Benjamin Kolbeck (KCL) - 2018-19 Students
ben.kolbeck@kcl.ac.uk

Christians and Soldiers: The experience and representation of Roman military interaction with early Christian communities.

My project examines the complexity of interaction between the Roman military and early Christian communities, between the time of Jesus and the end of the fourth century A.D. Such interaction was important for the lived experience of early Christians – for most inhabitants of the Roman empire, especially in the east, soldiers would have been among the most visible symbols of Roman power – but it was also of intellectual interest to early Christian authors exploring the Roman state’s relationship with the Church. As such, Christian literature, from its earliest examples, contains numerous accounts of soldier/Christian interaction, many of which are violent, but equally many are ambiguous, or even positive in nature.

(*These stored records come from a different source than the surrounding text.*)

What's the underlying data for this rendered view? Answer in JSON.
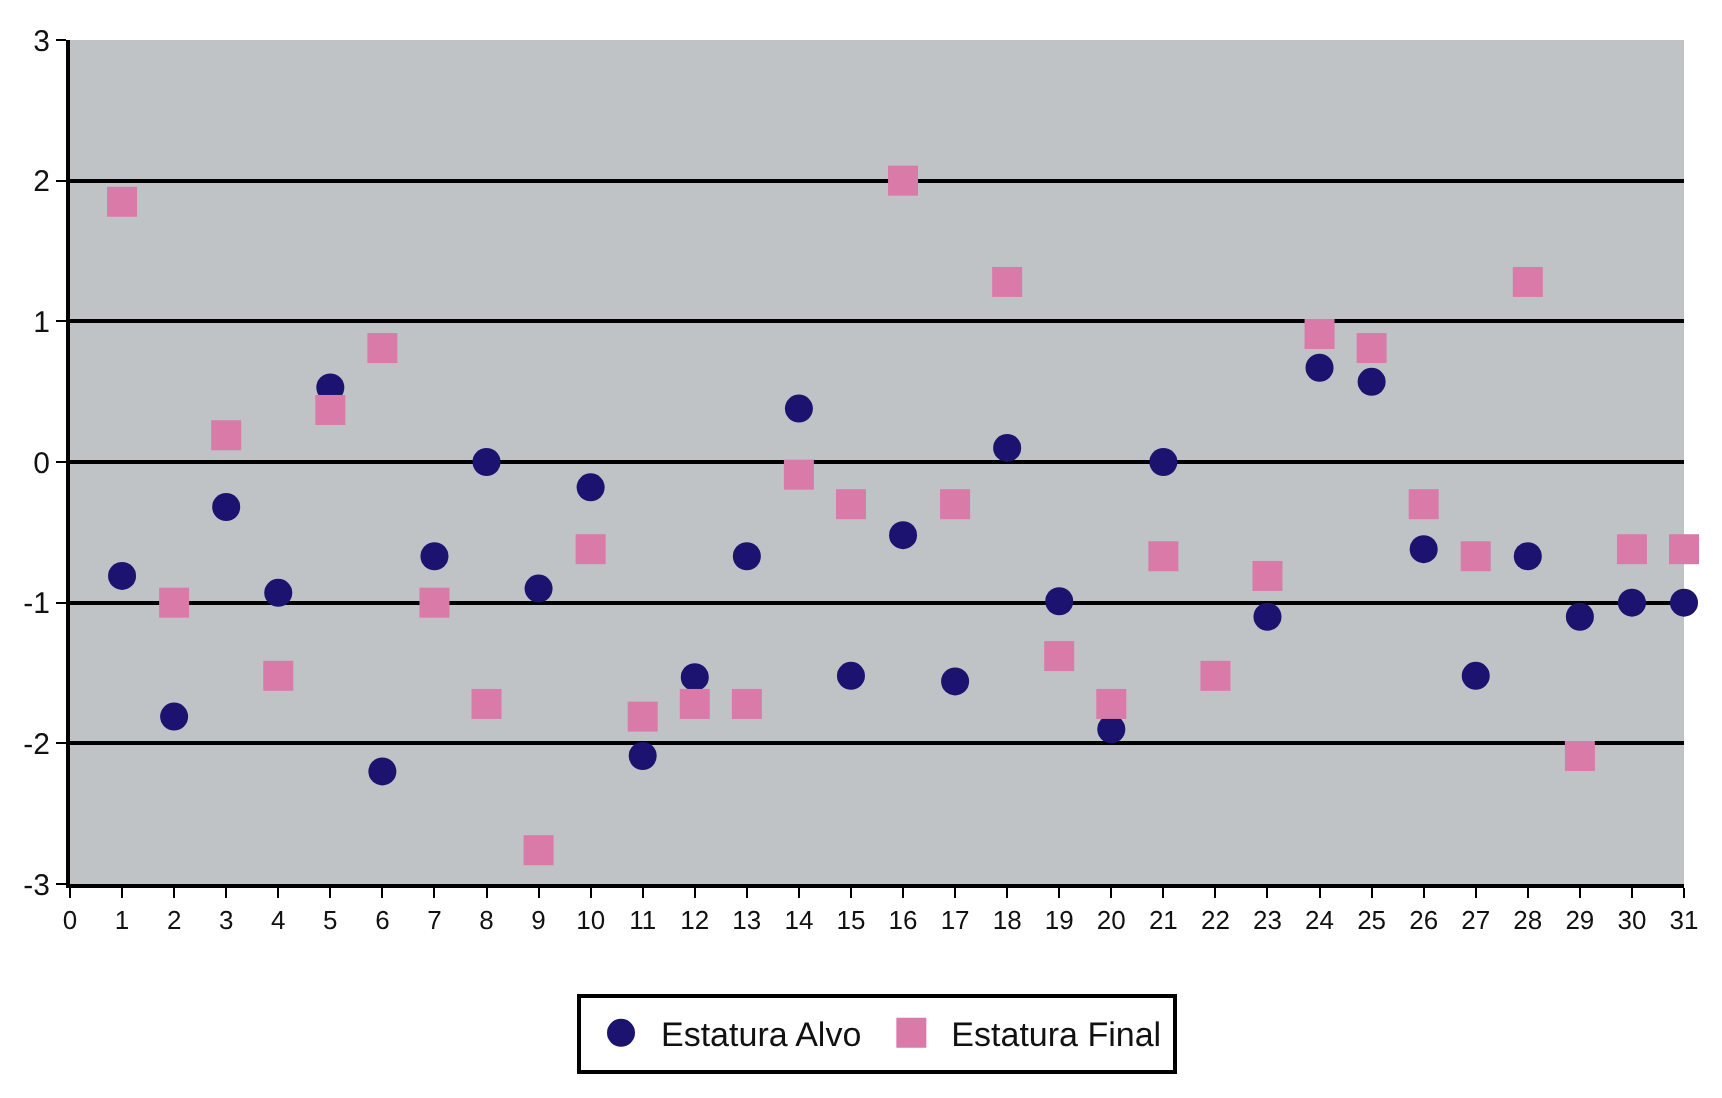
{
  "chart_data": {
    "type": "scatter",
    "x": [
      1,
      2,
      3,
      4,
      5,
      6,
      7,
      8,
      9,
      10,
      11,
      12,
      13,
      14,
      15,
      16,
      17,
      18,
      19,
      20,
      21,
      22,
      23,
      24,
      25,
      26,
      27,
      28,
      29,
      30,
      31
    ],
    "series": [
      {
        "name": "Estatura Alvo",
        "color": "#1c1370",
        "marker": "circle",
        "values": [
          -0.81,
          -1.81,
          -0.32,
          -0.93,
          0.53,
          -2.2,
          -0.67,
          0,
          -0.9,
          -0.18,
          -2.09,
          -1.53,
          -0.67,
          0.38,
          -1.52,
          -0.52,
          -1.56,
          0.1,
          -0.99,
          -1.9,
          0,
          null,
          -1.1,
          0.67,
          0.57,
          -0.62,
          -1.52,
          -0.67,
          -1.1,
          -1.0,
          -1.0
        ]
      },
      {
        "name": "Estatura Final",
        "color": "#d97aa8",
        "marker": "square",
        "values": [
          1.85,
          -1.0,
          0.19,
          -1.52,
          0.37,
          0.81,
          -1.0,
          -1.72,
          -2.76,
          -0.62,
          -1.81,
          -1.72,
          -1.72,
          -0.09,
          -0.3,
          2.0,
          -0.3,
          1.28,
          -1.38,
          -1.72,
          -0.67,
          -1.52,
          -0.81,
          0.91,
          0.81,
          -0.3,
          -0.67,
          1.28,
          -2.09,
          -0.62,
          -0.62
        ]
      }
    ],
    "xlim": [
      0,
      31
    ],
    "xticks": [
      0,
      1,
      2,
      3,
      4,
      5,
      6,
      7,
      8,
      9,
      10,
      11,
      12,
      13,
      14,
      15,
      16,
      17,
      18,
      19,
      20,
      21,
      22,
      23,
      24,
      25,
      26,
      27,
      28,
      29,
      30,
      31
    ],
    "ylim": [
      -3,
      3
    ],
    "yticks": [
      -3,
      -2,
      -1,
      0,
      1,
      2,
      3
    ],
    "grid": "y",
    "legend": "bottom"
  }
}
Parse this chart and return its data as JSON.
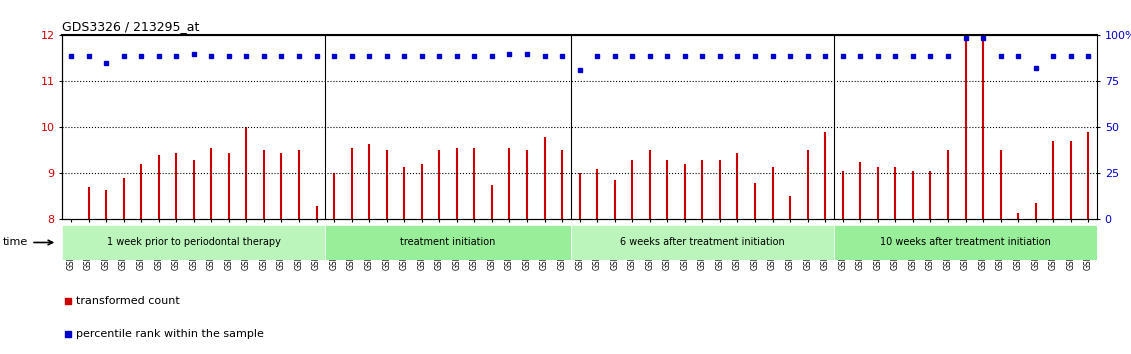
{
  "title": "GDS3326 / 213295_at",
  "samples": [
    "GSM155448",
    "GSM155452",
    "GSM155455",
    "GSM155459",
    "GSM155463",
    "GSM155467",
    "GSM155471",
    "GSM155475",
    "GSM155479",
    "GSM155483",
    "GSM155487",
    "GSM155491",
    "GSM155495",
    "GSM155499",
    "GSM155503",
    "GSM155449",
    "GSM155456",
    "GSM155460",
    "GSM155464",
    "GSM155468",
    "GSM155472",
    "GSM155476",
    "GSM155480",
    "GSM155484",
    "GSM155488",
    "GSM155492",
    "GSM155496",
    "GSM155500",
    "GSM155504",
    "GSM155450",
    "GSM155453",
    "GSM155457",
    "GSM155461",
    "GSM155465",
    "GSM155469",
    "GSM155473",
    "GSM155477",
    "GSM155481",
    "GSM155485",
    "GSM155489",
    "GSM155493",
    "GSM155497",
    "GSM155501",
    "GSM155505",
    "GSM155451",
    "GSM155454",
    "GSM155458",
    "GSM155462",
    "GSM155466",
    "GSM155470",
    "GSM155474",
    "GSM155478",
    "GSM155482",
    "GSM155486",
    "GSM155490",
    "GSM155494",
    "GSM155498",
    "GSM155502",
    "GSM155506"
  ],
  "bar_values": [
    8.0,
    8.7,
    8.65,
    8.9,
    9.2,
    9.4,
    9.45,
    9.3,
    9.55,
    9.45,
    10.0,
    9.5,
    9.45,
    9.5,
    8.3,
    9.0,
    9.55,
    9.65,
    9.5,
    9.15,
    9.2,
    9.5,
    9.55,
    9.55,
    8.75,
    9.55,
    9.5,
    9.8,
    9.5,
    9.0,
    9.1,
    8.85,
    9.3,
    9.5,
    9.3,
    9.2,
    9.3,
    9.3,
    9.45,
    8.8,
    9.15,
    8.5,
    9.5,
    9.9,
    9.05,
    9.25,
    9.15,
    9.15,
    9.05,
    9.05,
    9.5,
    11.9,
    12.0,
    9.5,
    8.15,
    8.35,
    9.7,
    9.7,
    9.9
  ],
  "percentile_values": [
    11.55,
    11.55,
    11.4,
    11.55,
    11.55,
    11.55,
    11.55,
    11.6,
    11.55,
    11.55,
    11.55,
    11.55,
    11.55,
    11.55,
    11.55,
    11.55,
    11.55,
    11.55,
    11.55,
    11.55,
    11.55,
    11.55,
    11.55,
    11.55,
    11.55,
    11.6,
    11.6,
    11.55,
    11.55,
    11.25,
    11.55,
    11.55,
    11.55,
    11.55,
    11.55,
    11.55,
    11.55,
    11.55,
    11.55,
    11.55,
    11.55,
    11.55,
    11.55,
    11.55,
    11.55,
    11.55,
    11.55,
    11.55,
    11.55,
    11.55,
    11.55,
    11.95,
    11.95,
    11.55,
    11.55,
    11.3,
    11.55,
    11.55,
    11.55
  ],
  "group_boundaries": [
    0,
    15,
    29,
    44,
    59
  ],
  "group_labels": [
    "1 week prior to periodontal therapy",
    "treatment initiation",
    "6 weeks after treatment initiation",
    "10 weeks after treatment initiation"
  ],
  "ylim_left": [
    8,
    12
  ],
  "ylim_right": [
    0,
    100
  ],
  "yticks_left": [
    8,
    9,
    10,
    11,
    12
  ],
  "yticks_right": [
    0,
    25,
    50,
    75,
    100
  ],
  "ytick_right_labels": [
    "0",
    "25",
    "50",
    "75",
    "100%"
  ],
  "bar_color": "#CC0000",
  "dot_color": "#0000CC",
  "baseline": 8.0,
  "grid_lines": [
    9,
    10,
    11
  ],
  "bg_color": "#ffffff",
  "plot_bg": "#ffffff",
  "lighter_green": "#bbf5bb",
  "darker_green": "#99ee99"
}
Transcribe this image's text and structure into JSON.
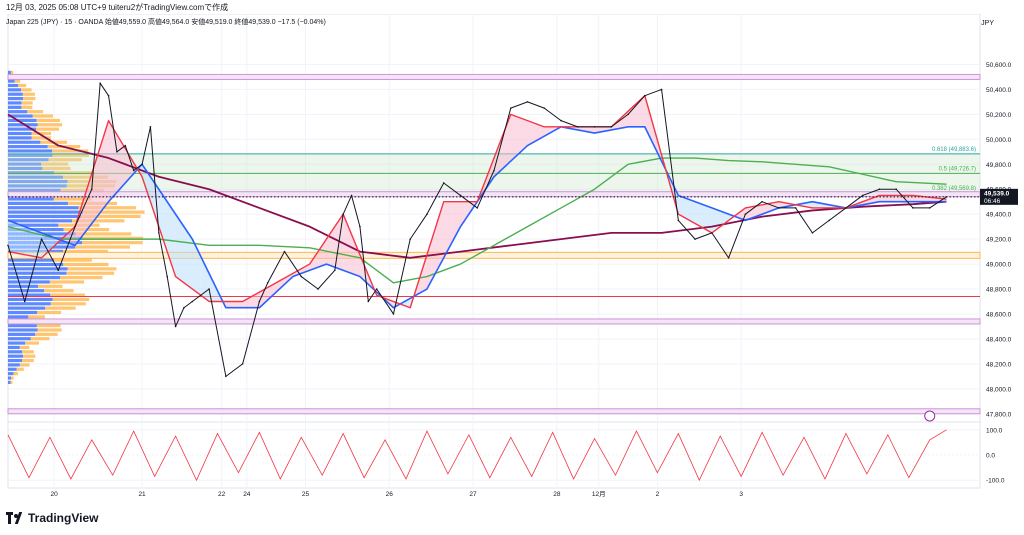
{
  "header": {
    "title": "12月 03, 2025 05:08 UTC+9  tuiteru2がTradingView.comで作成",
    "symbol_line": "Japan 225 (JPY) · 15 · OANDA  始値49,559.0  高値49,564.0  安値49,519.0  終値49,539.0  −17.5 (−0.04%)",
    "currency": "JPY"
  },
  "branding": {
    "logo_text": "TradingView"
  },
  "colors": {
    "price": "#131722",
    "blue_ma": "#2962ff",
    "red_ma": "#f23645",
    "green_ma": "#4caf50",
    "maroon_ma": "#880e4f",
    "volume_profile_blue": "#2962ff",
    "volume_profile_orange": "#ffb74d",
    "purple_zone": "#ce93d8",
    "fib_teal": "#26a69a"
  },
  "chart_data": [
    {
      "type": "line",
      "title": "",
      "xlabel": "",
      "ylabel": "",
      "x_ticks": [
        "20",
        "21",
        "22",
        "24",
        "25",
        "26",
        "27",
        "28",
        "12月",
        "2",
        "3"
      ],
      "y_ticks": [
        "50,600.0",
        "50,400.0",
        "50,200.0",
        "50,000.0",
        "49,800.0",
        "49,600.0",
        "49,400.0",
        "49,200.0",
        "49,000.0",
        "48,800.0",
        "48,600.0",
        "48,400.0",
        "48,200.0",
        "48,000.0",
        "47,800.0"
      ],
      "ylim": [
        47750,
        50700
      ],
      "grid": true,
      "price_label": "49,539.0",
      "countdown_label": "06:46",
      "price_line": 49539,
      "fib_levels": [
        {
          "label": "0.618 (49,883.6)",
          "value": 49883.6
        },
        {
          "label": "0.5 (49,726.7)",
          "value": 49726.7
        },
        {
          "label": "0.382 (49,569.8)",
          "value": 49569.8
        }
      ],
      "horizontal_levels": [
        {
          "value": 50500,
          "kind": "purple_zone"
        },
        {
          "value": 49560,
          "kind": "purple_zone"
        },
        {
          "value": 49070,
          "kind": "orange_band"
        },
        {
          "value": 48740,
          "kind": "red_line"
        },
        {
          "value": 48540,
          "kind": "purple_zone"
        },
        {
          "value": 47820,
          "kind": "purple_zone"
        }
      ],
      "series": [
        {
          "role": "price",
          "x": [
            0,
            0.2,
            0.4,
            0.6,
            0.8,
            1,
            1.1,
            1.2,
            1.3,
            1.4,
            1.5,
            1.6,
            1.7,
            1.8,
            1.9,
            2,
            2.1,
            2.2,
            2.4,
            2.6,
            2.8,
            3,
            3.1,
            3.3,
            3.5,
            3.7,
            3.9,
            4,
            4.1,
            4.2,
            4.3,
            4.4,
            4.6,
            4.8,
            5,
            5.2,
            5.4,
            5.6,
            5.8,
            6,
            6.2,
            6.4,
            6.6,
            6.8,
            7,
            7.2,
            7.4,
            7.6,
            7.8,
            8,
            8.2,
            8.4,
            8.6,
            8.8,
            9,
            9.2,
            9.4,
            9.6,
            9.8,
            10,
            10.2,
            10.4,
            10.6,
            10.8,
            11,
            11.2
          ],
          "y": [
            49150,
            48700,
            49200,
            48950,
            49300,
            49600,
            50450,
            50350,
            49900,
            49950,
            49750,
            49800,
            50100,
            49250,
            48900,
            48500,
            48650,
            48700,
            48800,
            48100,
            48200,
            48700,
            48850,
            49100,
            48900,
            48800,
            48950,
            49400,
            49550,
            49300,
            48700,
            48800,
            48600,
            49200,
            49400,
            49650,
            49550,
            49450,
            49750,
            50250,
            50300,
            50250,
            50150,
            50100,
            50100,
            50100,
            50200,
            50350,
            50400,
            49350,
            49200,
            49250,
            49050,
            49400,
            49500,
            49450,
            49450,
            49250,
            49350,
            49450,
            49550,
            49600,
            49600,
            49450,
            49450,
            49539
          ]
        },
        {
          "role": "blue_ma",
          "x": [
            0,
            0.8,
            1.2,
            1.6,
            2.2,
            2.6,
            3,
            3.4,
            3.8,
            4.2,
            4.6,
            5,
            5.4,
            5.8,
            6.2,
            6.6,
            7,
            7.4,
            7.6,
            8,
            8.4,
            8.8,
            9.2,
            9.6,
            10,
            10.4,
            10.8,
            11.2
          ],
          "y": [
            49350,
            49150,
            49500,
            49800,
            49200,
            48650,
            48650,
            48900,
            49000,
            48900,
            48650,
            48800,
            49300,
            49700,
            49950,
            50100,
            50050,
            50100,
            50100,
            49550,
            49450,
            49350,
            49450,
            49500,
            49450,
            49500,
            49500,
            49500
          ]
        },
        {
          "role": "red_ma",
          "x": [
            0,
            0.4,
            0.8,
            1.2,
            1.6,
            2,
            2.4,
            2.8,
            3.2,
            3.6,
            4,
            4.4,
            4.8,
            5.2,
            5.6,
            6,
            6.4,
            6.8,
            7.2,
            7.6,
            8,
            8.4,
            8.8,
            9.2,
            9.6,
            10,
            10.4,
            10.8,
            11.2
          ],
          "y": [
            49100,
            49050,
            49300,
            50150,
            49700,
            48900,
            48700,
            48700,
            48850,
            49000,
            49400,
            48750,
            48650,
            49500,
            49500,
            50200,
            50100,
            50100,
            50100,
            50350,
            49400,
            49250,
            49450,
            49500,
            49450,
            49450,
            49550,
            49550,
            49520
          ]
        },
        {
          "role": "green_ma",
          "x": [
            0,
            0.6,
            1.2,
            1.8,
            2.4,
            3,
            3.6,
            4.2,
            4.6,
            5,
            5.4,
            5.8,
            6.2,
            6.6,
            7,
            7.4,
            7.8,
            8.2,
            8.6,
            9,
            9.4,
            9.8,
            10.2,
            10.6,
            11.2
          ],
          "y": [
            49300,
            49200,
            49200,
            49200,
            49150,
            49150,
            49130,
            49050,
            48850,
            48900,
            49000,
            49150,
            49300,
            49450,
            49600,
            49800,
            49850,
            49850,
            49830,
            49820,
            49800,
            49780,
            49720,
            49660,
            49640
          ]
        },
        {
          "role": "maroon_ma",
          "x": [
            0,
            0.6,
            1.2,
            1.8,
            2.4,
            3,
            3.6,
            4.2,
            4.8,
            5.4,
            6,
            6.6,
            7.2,
            7.8,
            8.4,
            9,
            9.6,
            10.2,
            10.8,
            11.2
          ],
          "y": [
            50200,
            49950,
            49850,
            49700,
            49600,
            49450,
            49300,
            49100,
            49050,
            49100,
            49150,
            49200,
            49250,
            49250,
            49300,
            49380,
            49430,
            49460,
            49480,
            49500
          ]
        }
      ]
    },
    {
      "type": "line",
      "title": "",
      "y_ticks": [
        "100.0",
        "0.0",
        "-100.0"
      ],
      "ylim": [
        -115,
        115
      ],
      "series": [
        {
          "role": "oscillator",
          "x": [
            0,
            0.25,
            0.5,
            0.75,
            1,
            1.25,
            1.5,
            1.75,
            2,
            2.25,
            2.5,
            2.75,
            3,
            3.25,
            3.5,
            3.75,
            4,
            4.25,
            4.5,
            4.75,
            5,
            5.25,
            5.5,
            5.75,
            6,
            6.25,
            6.5,
            6.75,
            7,
            7.25,
            7.5,
            7.75,
            8,
            8.25,
            8.5,
            8.75,
            9,
            9.25,
            9.5,
            9.75,
            10,
            10.25,
            10.5,
            10.75,
            11,
            11.2
          ],
          "y": [
            80,
            -90,
            70,
            -95,
            60,
            -80,
            95,
            -85,
            75,
            -100,
            85,
            -70,
            90,
            -95,
            70,
            -80,
            85,
            -90,
            60,
            -95,
            95,
            -75,
            80,
            -90,
            70,
            -85,
            90,
            -95,
            65,
            -80,
            95,
            -70,
            85,
            -100,
            75,
            -85,
            90,
            -80,
            70,
            -95,
            85,
            -75,
            80,
            -90,
            60,
            100
          ]
        }
      ]
    }
  ]
}
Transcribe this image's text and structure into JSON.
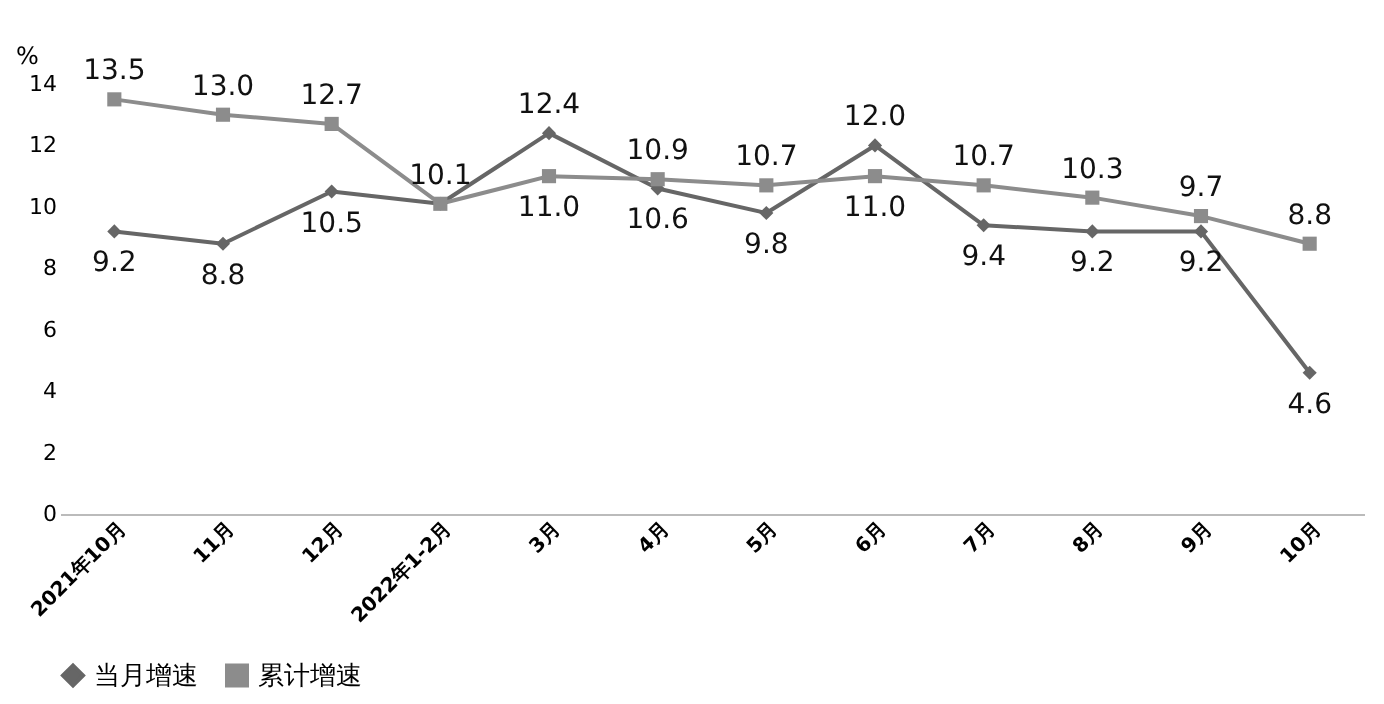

Traditionally, these two sides of the picture – social reality, and intellectual history – have been treated separately, and by separate disciplines. However, as research questions, they are clearly related and the problems they throw up are deeply integrated with one another. This project shall therefore treat the issues as interconnected, bringing a much needed historical perspective to the intellectual history angle, and, conversely, attacking the social history discussion armed with a firm grasp of the source’s literary constructions.

Treating the reality of soldier/Christian interaction and its presentation in an interconnected fashion will deliver a deeper, more accurate understanding of both. This project will demonstrate the changing ways Rome state dealt with an increasingly powerful minority group, and how this experience was constructed by that group’s discourse.